Verification: Check That Services Are Disabled

To verify everything worked, you can check the services:

  1. Press Windows + R
  2. Type services.msc and press Enter
  3. Look for these services in the list:
  4. DiagTrack – should show Disabled in the Status column
  5. dmwappushservice – should show Disabled in the Status column

If they say "Running," you didn't disable them correctly. Try again.

Services Window is Optional

If you see "Disabled" for both, you're good. You don't need to change anything from this window.

What These Commands Actually Do

Service/Registry Purpose Your Action
dmwappushservice Mobile Device Management enrollment service Stopped and disabled
DiagTrack Windows diagnostic tracking and telemetry Stopped and disabled
DisableRegistration Blocks direct/manual MDM enrollment attempts Set to 1 (disabled)
AutoEnrollMDM Blocks silent automatic MDM enrollment with cached credentials Set to 0 (disabled)
WorkplaceJoin Registry Key Blocks Azure AD automatic enrollment Disabled

After Phase 5

Your device now has: - ✅ TPM cleared (BIOS level) - ✅ Edition locked down and corporate keys removed (OS level) - ✅ OS upgrades blocked (registry level) - ✅ MDM services killed (services level) - ✅ Azure AD enrollment blocked (registry level)

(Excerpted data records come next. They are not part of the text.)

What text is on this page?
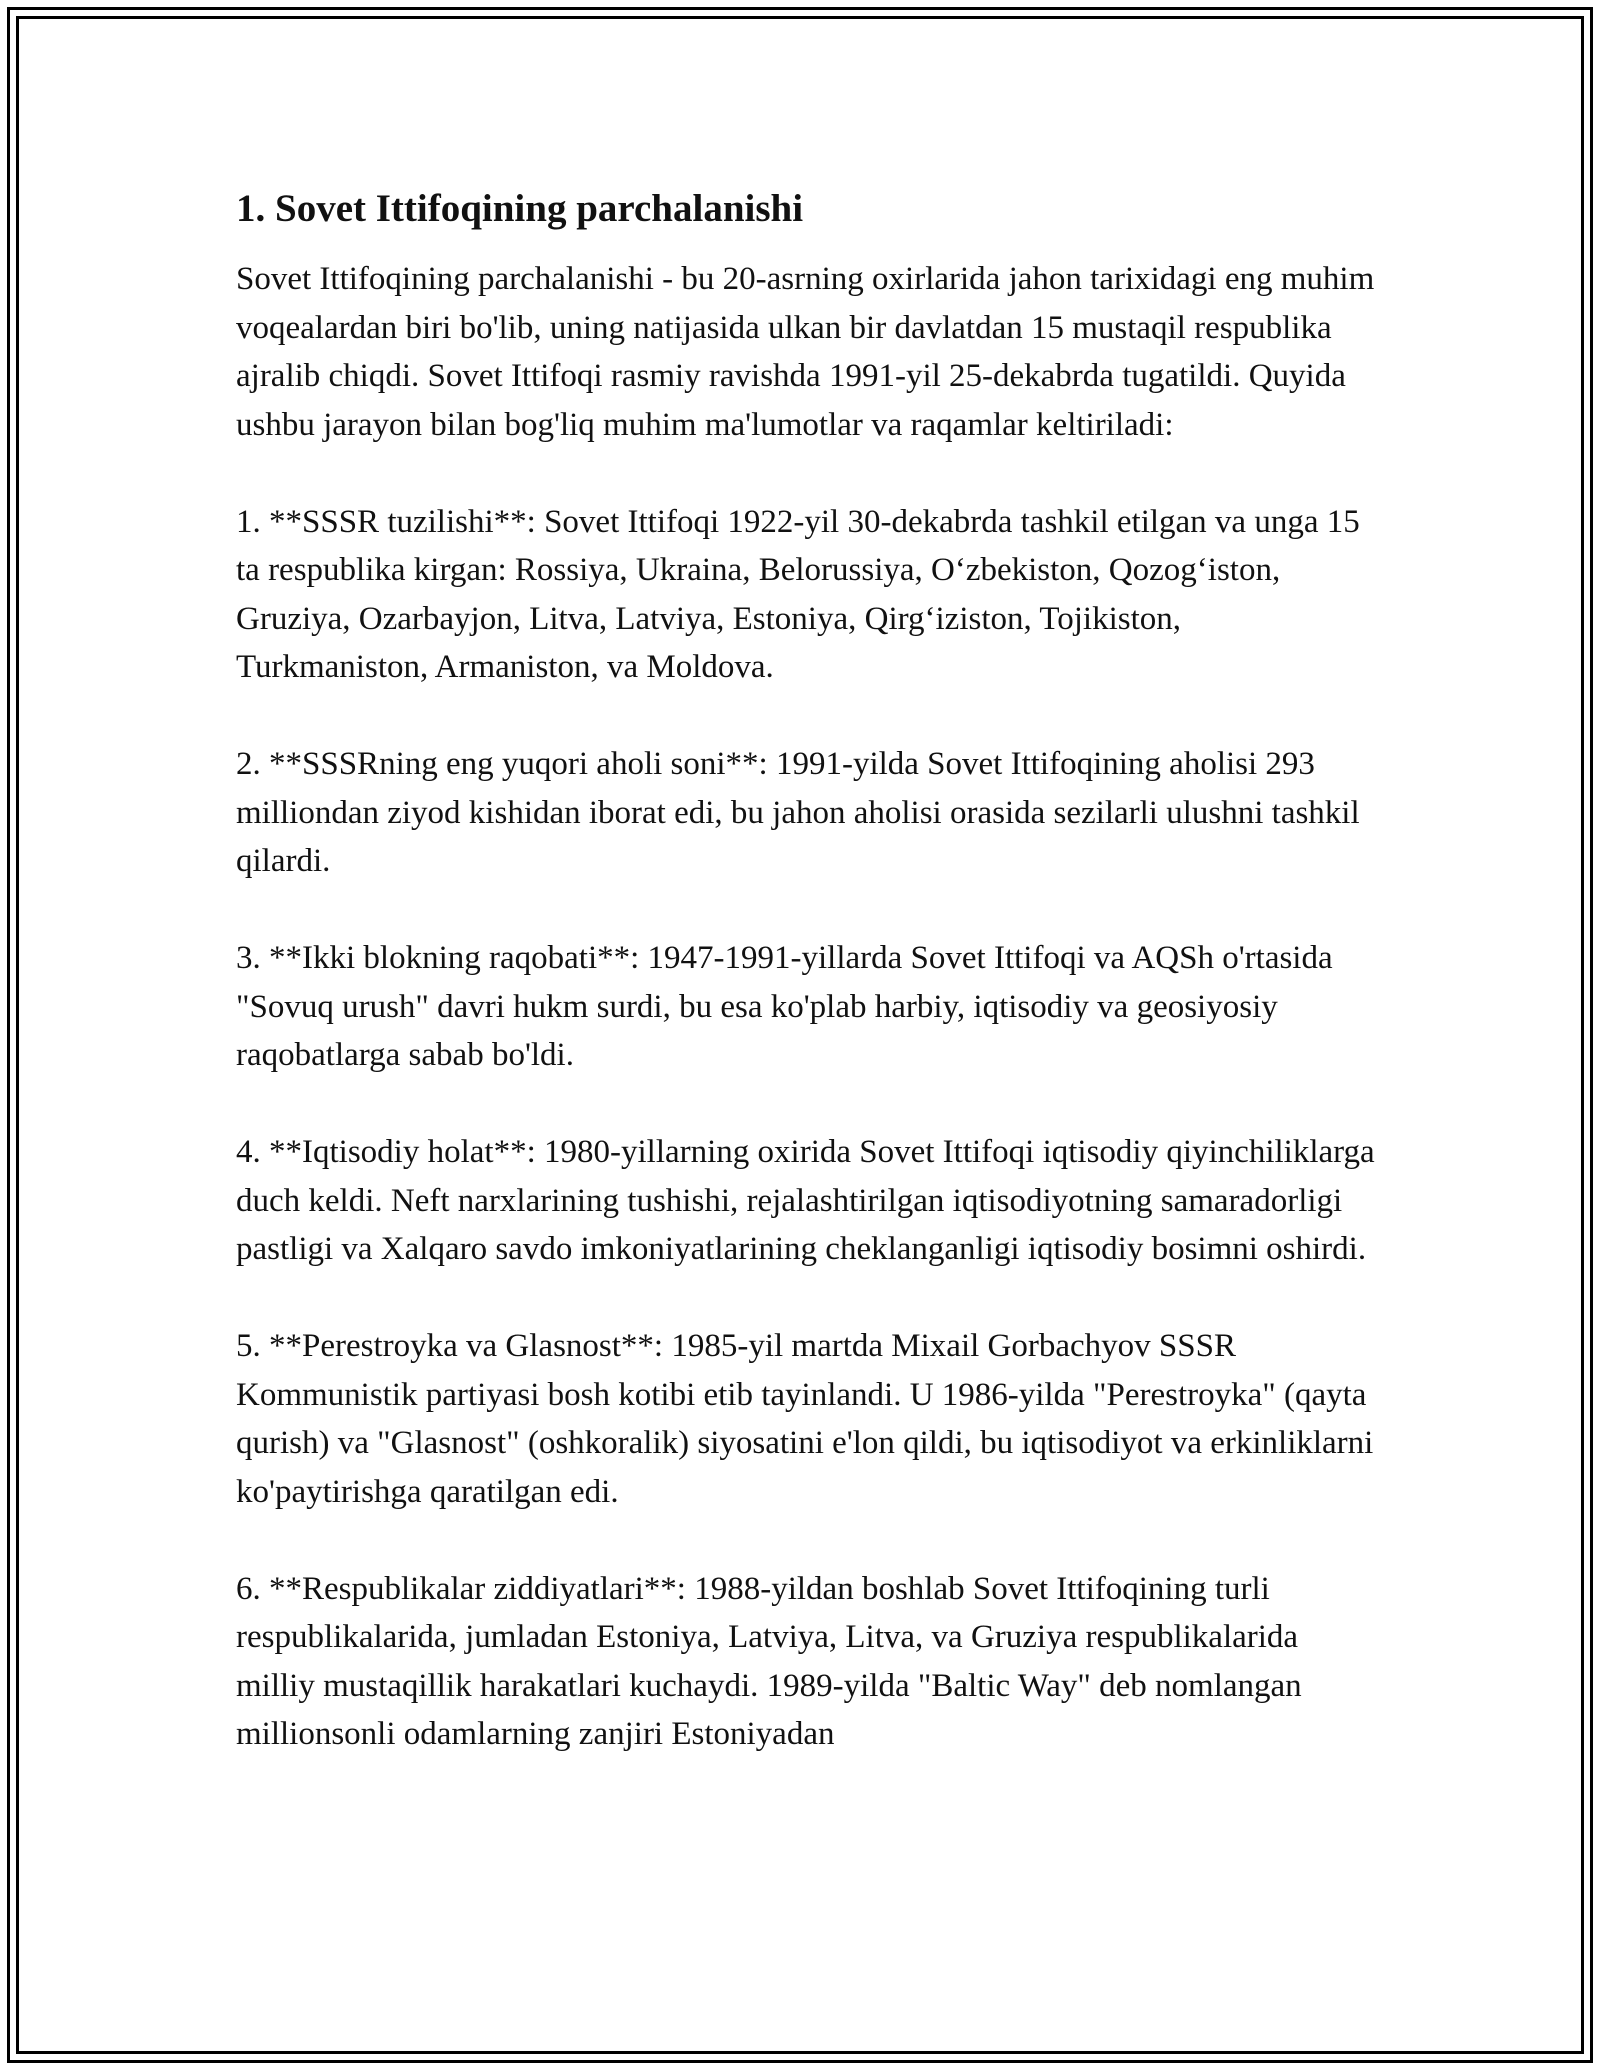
1. Sovet Ittifoqining parchalanishi
Sovet Ittifoqining parchalanishi - bu 20-asrning oxirlarida jahon tarixidagi eng muhim voqealardan biri bo'lib, uning natijasida ulkan bir davlatdan 15 mustaqil respublika ajralib chiqdi. Sovet Ittifoqi rasmiy ravishda 1991-yil 25-dekabrda tugatildi. Quyida ushbu jarayon bilan bog'liq muhim ma'lumotlar va raqamlar keltiriladi:
1. **SSSR tuzilishi**: Sovet Ittifoqi 1922-yil 30-dekabrda tashkil etilgan va unga 15 ta respublika kirgan: Rossiya, Ukraina, Belorussiya, O‘zbekiston, Qozog‘iston, Gruziya, Ozarbayjon, Litva, Latviya, Estoniya, Qirg‘iziston, Tojikiston, Turkmaniston, Armaniston, va Moldova.
2. **SSSRning eng yuqori aholi soni**: 1991-yilda Sovet Ittifoqining aholisi 293 milliondan ziyod kishidan iborat edi, bu jahon aholisi orasida sezilarli ulushni tashkil qilardi.
3. **Ikki blokning raqobati**: 1947-1991-yillarda Sovet Ittifoqi va AQSh o'rtasida "Sovuq urush" davri hukm surdi, bu esa ko'plab harbiy, iqtisodiy va geosiyosiy raqobatlarga sabab bo'ldi.
4. **Iqtisodiy holat**: 1980-yillarning oxirida Sovet Ittifoqi iqtisodiy qiyinchiliklarga duch keldi. Neft narxlarining tushishi, rejalashtirilgan iqtisodiyotning samaradorligi pastligi va Xalqaro savdo imkoniyatlarining cheklanganligi iqtisodiy bosimni oshirdi.
5. **Perestroyka va Glasnost**: 1985-yil martda Mixail Gorbachyov SSSR Kommunistik partiyasi bosh kotibi etib tayinlandi. U 1986-yilda "Perestroyka" (qayta qurish) va "Glasnost" (oshkoralik) siyosatini e'lon qildi, bu iqtisodiyot va erkinliklarni ko'paytirishga qaratilgan edi.
6. **Respublikalar ziddiyatlari**: 1988-yildan boshlab Sovet Ittifoqining turli respublikalarida, jumladan Estoniya, Latviya, Litva, va Gruziya respublikalarida milliy mustaqillik harakatlari kuchaydi. 1989-yilda "Baltic Way" deb nomlangan millionsonli odamlarning zanjiri Estoniyadan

The device is now extremely hardened against corporate re-enrollment. Even if you connect to the internet, these defenses will prevent automatic enrollment.

Phase 5 Complete

The kill switch for corporate control has been activated. Your device can no longer be remotely managed, enrolled in Autopilot, or forced into Azure AD. We're almost done – just need to block the domain servers and set up your personal account.